What is universal life insurance?
-Judy


Answer:


With a name like that, you might think you’re getting a policy that pays out no matter what planet you’re on when you meet your demise, but that’s not quite right. Universal life insurance is a type of coverage that pays some benefits to policyholders while they are still alive rather than just to their heirs upon death. As premiums are paid, the value of a policy can exceed the amount that the insurance provider needs to cover the death benefit. It’s this extra amount that policyholders can withdraw, often free of any tax liability.
 
The accrual of value beyond the death benefit makes universal life insurance sort of a cross between conventional whole life policies and investment vehicles like mutual funds. But do you really want that? Life insurance can be quite complicated, opaque and hard to fathom, even in its simplest form. Universal life policies add a layer of complexity that could make them more trouble than they’re worth – if you can figure out what they’re worth at all.

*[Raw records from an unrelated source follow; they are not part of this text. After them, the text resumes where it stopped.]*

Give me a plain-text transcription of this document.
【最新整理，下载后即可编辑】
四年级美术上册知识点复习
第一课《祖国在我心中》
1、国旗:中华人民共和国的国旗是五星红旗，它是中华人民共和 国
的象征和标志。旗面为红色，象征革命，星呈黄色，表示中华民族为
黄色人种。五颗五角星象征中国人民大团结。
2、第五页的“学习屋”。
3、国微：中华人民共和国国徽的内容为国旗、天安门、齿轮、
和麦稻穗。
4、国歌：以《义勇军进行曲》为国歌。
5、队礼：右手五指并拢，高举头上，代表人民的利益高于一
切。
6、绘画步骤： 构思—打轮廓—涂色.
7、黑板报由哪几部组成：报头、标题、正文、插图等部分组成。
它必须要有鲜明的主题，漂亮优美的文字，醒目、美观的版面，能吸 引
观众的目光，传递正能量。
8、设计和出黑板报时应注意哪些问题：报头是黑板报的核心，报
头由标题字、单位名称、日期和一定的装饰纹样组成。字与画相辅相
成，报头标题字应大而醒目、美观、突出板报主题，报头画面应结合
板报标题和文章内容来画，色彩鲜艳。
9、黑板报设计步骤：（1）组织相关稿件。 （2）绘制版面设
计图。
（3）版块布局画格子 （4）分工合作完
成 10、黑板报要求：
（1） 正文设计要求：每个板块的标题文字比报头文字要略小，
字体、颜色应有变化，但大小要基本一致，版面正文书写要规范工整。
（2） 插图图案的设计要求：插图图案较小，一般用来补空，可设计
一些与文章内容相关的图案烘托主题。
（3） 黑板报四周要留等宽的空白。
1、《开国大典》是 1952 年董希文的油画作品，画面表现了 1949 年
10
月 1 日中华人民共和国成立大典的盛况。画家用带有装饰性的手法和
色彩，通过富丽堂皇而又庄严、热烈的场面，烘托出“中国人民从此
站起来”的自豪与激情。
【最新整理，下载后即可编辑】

Certain universal life policies, in fact, are structured in a way that offers flexibility in the premiums that the policyholder pays, as well as in the value of the death benefit. That can provide another potential source of head-scratching. If you’ve got an insurance agent that you trust and that recommends universal life, then by all means listen to the case that he or she makes, but be cautious and ask a lot of questions. If you’re looking to buy life insurance and also to make an investment, one-stop shopping may not be the way to go.